砕け散った黒い宝玉の破片が、ダイヤモンドダストのようにキラキラと虚空へ溶けていく。

同時に、私の視界を覆っていた赤黒いエラーログ――世界を浸食していた「バグの泥」や「テクスチャの欠落」――が、急速に収束を始めた。


『システム・オールグリーン。全領域の再描画レンダリングを開始します』


私の脳内で、心地よい通知音が鳴り響く。

剥き出しになっていた灰色のワイヤーフレームの大地に、鮮やかな緑の草原テクスチャが高速で貼り付けられていく。欠損していた空には、抜けるような青と、綿菓子のように柔らかな雲が再配置された。
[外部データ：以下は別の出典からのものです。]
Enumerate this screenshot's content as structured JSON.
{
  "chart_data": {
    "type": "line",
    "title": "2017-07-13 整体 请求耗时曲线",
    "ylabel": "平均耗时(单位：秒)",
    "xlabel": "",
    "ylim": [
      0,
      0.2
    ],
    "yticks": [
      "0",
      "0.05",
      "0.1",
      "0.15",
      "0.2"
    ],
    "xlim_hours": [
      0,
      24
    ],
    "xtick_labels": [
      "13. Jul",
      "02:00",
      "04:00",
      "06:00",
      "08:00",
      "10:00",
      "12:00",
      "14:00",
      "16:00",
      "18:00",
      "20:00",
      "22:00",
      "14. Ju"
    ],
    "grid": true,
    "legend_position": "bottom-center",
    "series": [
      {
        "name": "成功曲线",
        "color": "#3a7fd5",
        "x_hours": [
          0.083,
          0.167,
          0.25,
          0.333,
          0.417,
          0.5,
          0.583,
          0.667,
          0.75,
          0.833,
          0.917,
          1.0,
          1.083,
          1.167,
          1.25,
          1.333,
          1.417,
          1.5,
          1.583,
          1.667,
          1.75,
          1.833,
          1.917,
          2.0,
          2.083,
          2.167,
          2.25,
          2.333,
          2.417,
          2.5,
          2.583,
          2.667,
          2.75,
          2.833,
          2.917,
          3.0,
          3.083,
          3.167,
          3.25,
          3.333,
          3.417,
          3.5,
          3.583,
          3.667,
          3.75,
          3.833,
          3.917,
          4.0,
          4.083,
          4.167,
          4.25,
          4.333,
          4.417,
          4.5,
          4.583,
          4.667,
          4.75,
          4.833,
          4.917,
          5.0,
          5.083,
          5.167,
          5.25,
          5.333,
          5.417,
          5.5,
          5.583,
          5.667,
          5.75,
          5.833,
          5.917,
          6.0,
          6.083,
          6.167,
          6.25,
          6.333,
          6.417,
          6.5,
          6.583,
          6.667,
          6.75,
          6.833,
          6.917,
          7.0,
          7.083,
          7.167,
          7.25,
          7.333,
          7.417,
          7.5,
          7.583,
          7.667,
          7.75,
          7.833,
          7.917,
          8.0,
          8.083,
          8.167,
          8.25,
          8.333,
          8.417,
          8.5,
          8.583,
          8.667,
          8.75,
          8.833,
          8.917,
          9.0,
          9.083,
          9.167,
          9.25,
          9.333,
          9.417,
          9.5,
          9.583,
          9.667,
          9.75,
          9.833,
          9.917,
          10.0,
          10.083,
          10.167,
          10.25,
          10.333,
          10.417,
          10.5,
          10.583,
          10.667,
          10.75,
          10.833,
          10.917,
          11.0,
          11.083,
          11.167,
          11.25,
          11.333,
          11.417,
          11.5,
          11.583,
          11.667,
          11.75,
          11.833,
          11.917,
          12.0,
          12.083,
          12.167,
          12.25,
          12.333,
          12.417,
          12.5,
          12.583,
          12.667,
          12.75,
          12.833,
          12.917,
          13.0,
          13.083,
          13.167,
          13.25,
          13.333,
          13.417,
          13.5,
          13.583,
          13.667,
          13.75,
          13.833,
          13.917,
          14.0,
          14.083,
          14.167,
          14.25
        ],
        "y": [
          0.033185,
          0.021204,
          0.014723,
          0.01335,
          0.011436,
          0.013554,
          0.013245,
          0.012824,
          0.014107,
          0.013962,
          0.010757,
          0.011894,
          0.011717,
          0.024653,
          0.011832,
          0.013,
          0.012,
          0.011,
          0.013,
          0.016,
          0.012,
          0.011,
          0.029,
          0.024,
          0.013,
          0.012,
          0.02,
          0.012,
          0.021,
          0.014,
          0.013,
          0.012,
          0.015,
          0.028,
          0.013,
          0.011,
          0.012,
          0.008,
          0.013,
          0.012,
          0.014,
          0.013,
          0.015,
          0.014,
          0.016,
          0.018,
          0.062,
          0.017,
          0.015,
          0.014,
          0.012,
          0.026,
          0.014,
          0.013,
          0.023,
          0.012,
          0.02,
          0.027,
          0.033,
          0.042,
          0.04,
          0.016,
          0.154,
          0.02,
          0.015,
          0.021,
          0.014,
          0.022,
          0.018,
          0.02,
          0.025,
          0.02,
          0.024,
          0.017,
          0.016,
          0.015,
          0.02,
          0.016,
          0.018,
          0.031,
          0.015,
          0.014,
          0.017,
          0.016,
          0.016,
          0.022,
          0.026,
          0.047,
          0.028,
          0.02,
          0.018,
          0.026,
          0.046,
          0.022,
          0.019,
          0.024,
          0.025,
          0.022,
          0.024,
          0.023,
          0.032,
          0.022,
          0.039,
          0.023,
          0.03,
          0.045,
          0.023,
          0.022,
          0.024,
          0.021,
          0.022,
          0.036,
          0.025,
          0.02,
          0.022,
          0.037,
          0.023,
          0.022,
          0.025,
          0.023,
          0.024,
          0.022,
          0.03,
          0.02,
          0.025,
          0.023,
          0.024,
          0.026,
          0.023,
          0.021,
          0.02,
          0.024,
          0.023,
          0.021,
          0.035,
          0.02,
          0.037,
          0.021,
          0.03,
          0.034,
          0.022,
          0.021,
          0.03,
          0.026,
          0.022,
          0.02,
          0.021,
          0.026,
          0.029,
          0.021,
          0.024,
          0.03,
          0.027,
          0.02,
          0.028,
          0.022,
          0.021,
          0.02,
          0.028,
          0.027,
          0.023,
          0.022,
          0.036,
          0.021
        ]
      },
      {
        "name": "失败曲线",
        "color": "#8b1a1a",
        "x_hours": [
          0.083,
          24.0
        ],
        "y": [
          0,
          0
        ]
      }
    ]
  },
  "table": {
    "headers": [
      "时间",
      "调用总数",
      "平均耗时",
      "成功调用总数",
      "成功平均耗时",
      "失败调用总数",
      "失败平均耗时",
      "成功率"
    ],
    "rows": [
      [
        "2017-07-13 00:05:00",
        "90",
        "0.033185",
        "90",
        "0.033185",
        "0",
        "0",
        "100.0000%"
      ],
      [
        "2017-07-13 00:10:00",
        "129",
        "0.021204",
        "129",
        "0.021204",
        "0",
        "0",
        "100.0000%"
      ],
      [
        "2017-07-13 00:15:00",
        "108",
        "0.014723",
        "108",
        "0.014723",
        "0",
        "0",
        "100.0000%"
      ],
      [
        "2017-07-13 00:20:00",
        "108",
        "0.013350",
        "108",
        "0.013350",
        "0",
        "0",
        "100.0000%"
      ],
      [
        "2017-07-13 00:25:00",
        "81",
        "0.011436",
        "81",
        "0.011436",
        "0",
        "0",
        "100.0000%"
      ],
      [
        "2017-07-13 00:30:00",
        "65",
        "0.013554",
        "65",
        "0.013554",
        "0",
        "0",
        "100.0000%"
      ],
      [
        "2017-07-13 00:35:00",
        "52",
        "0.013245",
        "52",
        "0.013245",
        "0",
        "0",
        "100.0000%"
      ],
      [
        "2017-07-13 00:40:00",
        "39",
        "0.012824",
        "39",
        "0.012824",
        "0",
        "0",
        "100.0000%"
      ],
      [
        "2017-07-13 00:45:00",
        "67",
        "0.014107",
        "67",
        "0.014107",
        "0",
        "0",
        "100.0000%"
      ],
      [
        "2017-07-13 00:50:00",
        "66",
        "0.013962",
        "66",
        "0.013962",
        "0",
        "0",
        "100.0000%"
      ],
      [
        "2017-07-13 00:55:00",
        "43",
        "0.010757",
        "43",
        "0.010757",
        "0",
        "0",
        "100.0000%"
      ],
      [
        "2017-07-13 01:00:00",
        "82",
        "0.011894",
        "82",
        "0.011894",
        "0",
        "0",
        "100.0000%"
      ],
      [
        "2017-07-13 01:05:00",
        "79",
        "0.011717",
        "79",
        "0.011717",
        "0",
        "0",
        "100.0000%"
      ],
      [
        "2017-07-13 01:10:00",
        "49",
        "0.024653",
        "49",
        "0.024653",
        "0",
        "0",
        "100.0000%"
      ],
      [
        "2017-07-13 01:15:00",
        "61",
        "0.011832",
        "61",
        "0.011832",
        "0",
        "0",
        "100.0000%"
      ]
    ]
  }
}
ノイズ混じりだった風の音が、本来の爽やかなそよ風の音色へとチューニングされる。

壊れかけていた世界が、私の記述した修正パッチによって、あるべき美しい姿へと上書き保存されていく光景。

それは、徹夜続きのデスマーチの果てに、バグ一つない完璧なプログラムが稼働した瞬間を見るのと同じ。いや、それ以上のカタルシスだ。


「……ふぅ。リソース消費率九十八パーセント。ギリギリでしたわね」


私は大きく息を吐き出し、張り詰めていた神経を緩めた。

世界の法則を書き換えるという荒療治を行った代償は小さくない。身体が鉛のように重く、視界の端が白く明滅している。CPU使用率が限界を超え、強制的なクールダウンを要求している状態だ。

膝から力が抜け、身体がぐらりと傾く。

地面に倒れ込む――その前に、鋼のような強靭な腕が私の身体を空中で受け止めた。


「ミカ!」


焦燥に満ちた声と共に、視界いっぱいにレオンの整った顔が飛び込んでくる。

彼の蒼い瞳は、先ほどの戦闘中よりも遥かに切迫した色を帯びていた。


「顔色が紙のように白いぞ。……無茶をしすぎだと言っただろう」


「あら、レオン。ナイスキャッチです。処理落ち寸前でしたので助かりました」


私は彼の胸に頬を寄せ、ふふっと笑った。

硬い鎧越しにも伝わってくる、彼の早鐘のような心臓の鼓動。それが、彼がどれほど私を心配していたかを雄弁に物語っている。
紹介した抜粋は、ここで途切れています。